For Climate Change? None. Mitigating nitrogen emissions is important generally, so typically what we have farmers do in the US is to use different fertilizers, or less fertilizers than what they are currently using, along with controlling water run-off, or planting nitrogen fixing plants, shrubs, or trees that will help re-balance the soil chemistry.
For Power? It gives you control over the food supply. If you're people can't feed themselves, they become dependent on you. Again, this is what the Bolsheviks did in Russia. They killed many hundreds of thousands of people, starving their political enemies and their supporters to deaths in weaponized famines. It also guarantees that your political allies in AgriBiz can't be challenged, and independent farmers can be destroyed, lessening competition for your corporate loyalists.

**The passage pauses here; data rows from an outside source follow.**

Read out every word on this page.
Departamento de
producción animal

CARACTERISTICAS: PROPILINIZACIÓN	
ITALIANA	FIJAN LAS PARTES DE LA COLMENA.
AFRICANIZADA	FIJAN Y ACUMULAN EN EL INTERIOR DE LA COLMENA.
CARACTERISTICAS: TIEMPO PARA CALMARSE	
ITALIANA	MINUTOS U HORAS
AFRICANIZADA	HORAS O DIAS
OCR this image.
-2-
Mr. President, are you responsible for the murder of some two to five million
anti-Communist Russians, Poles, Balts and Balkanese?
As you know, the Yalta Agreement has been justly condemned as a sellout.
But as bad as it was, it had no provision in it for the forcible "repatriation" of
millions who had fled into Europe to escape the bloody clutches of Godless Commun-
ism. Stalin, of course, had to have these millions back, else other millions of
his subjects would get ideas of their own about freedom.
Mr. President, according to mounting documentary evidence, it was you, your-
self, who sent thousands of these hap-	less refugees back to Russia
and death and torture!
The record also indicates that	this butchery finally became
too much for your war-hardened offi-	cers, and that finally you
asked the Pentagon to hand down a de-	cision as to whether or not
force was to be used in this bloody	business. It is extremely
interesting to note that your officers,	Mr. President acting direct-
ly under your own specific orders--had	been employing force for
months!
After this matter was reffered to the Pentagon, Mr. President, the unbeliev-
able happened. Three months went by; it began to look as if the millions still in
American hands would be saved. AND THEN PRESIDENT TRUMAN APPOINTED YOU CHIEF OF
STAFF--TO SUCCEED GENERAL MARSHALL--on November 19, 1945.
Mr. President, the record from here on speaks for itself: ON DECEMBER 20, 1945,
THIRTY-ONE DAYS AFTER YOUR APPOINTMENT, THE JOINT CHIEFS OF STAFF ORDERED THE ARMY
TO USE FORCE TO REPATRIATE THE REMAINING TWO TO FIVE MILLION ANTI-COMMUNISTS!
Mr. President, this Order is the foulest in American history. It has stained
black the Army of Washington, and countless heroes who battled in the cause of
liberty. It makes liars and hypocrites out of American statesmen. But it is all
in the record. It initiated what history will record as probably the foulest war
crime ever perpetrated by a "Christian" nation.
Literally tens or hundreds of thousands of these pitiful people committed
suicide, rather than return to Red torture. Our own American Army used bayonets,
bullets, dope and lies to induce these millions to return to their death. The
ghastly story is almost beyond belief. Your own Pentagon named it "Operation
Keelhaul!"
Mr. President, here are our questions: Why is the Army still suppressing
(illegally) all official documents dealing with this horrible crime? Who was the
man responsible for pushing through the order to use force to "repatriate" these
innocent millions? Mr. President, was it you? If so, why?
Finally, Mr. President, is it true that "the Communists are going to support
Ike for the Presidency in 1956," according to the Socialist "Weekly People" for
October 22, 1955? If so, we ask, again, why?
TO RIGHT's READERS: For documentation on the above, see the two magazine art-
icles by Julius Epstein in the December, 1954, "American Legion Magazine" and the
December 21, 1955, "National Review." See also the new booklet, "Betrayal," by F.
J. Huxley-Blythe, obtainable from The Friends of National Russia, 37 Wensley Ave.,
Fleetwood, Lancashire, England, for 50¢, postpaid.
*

Do you have a sense of how effective the nitrogen mitigation is? I would assume that the Dutch would be among the best in the world at such mitigation given (a) their general awesomeness; and (b) their country is so tiny that any pollution would be a huge problem.
I'm afraid I don't know that level of specificity.
I genuinely did not know that, thank you. It still would make more sense to find ways to do farming without as much emissions then closing them down. Removing food production seems so illogical.
That's because it is, and is an entirely superfluous excuse to seize the food supply.
In the real world, soil ecology is super important to... farming, so the farmers will likely have a good incentive not to waste nitrogen (as it means wasted fertilizer), and don't want to harm their own waterways. Those incentives weren't taken because the point is to close farms.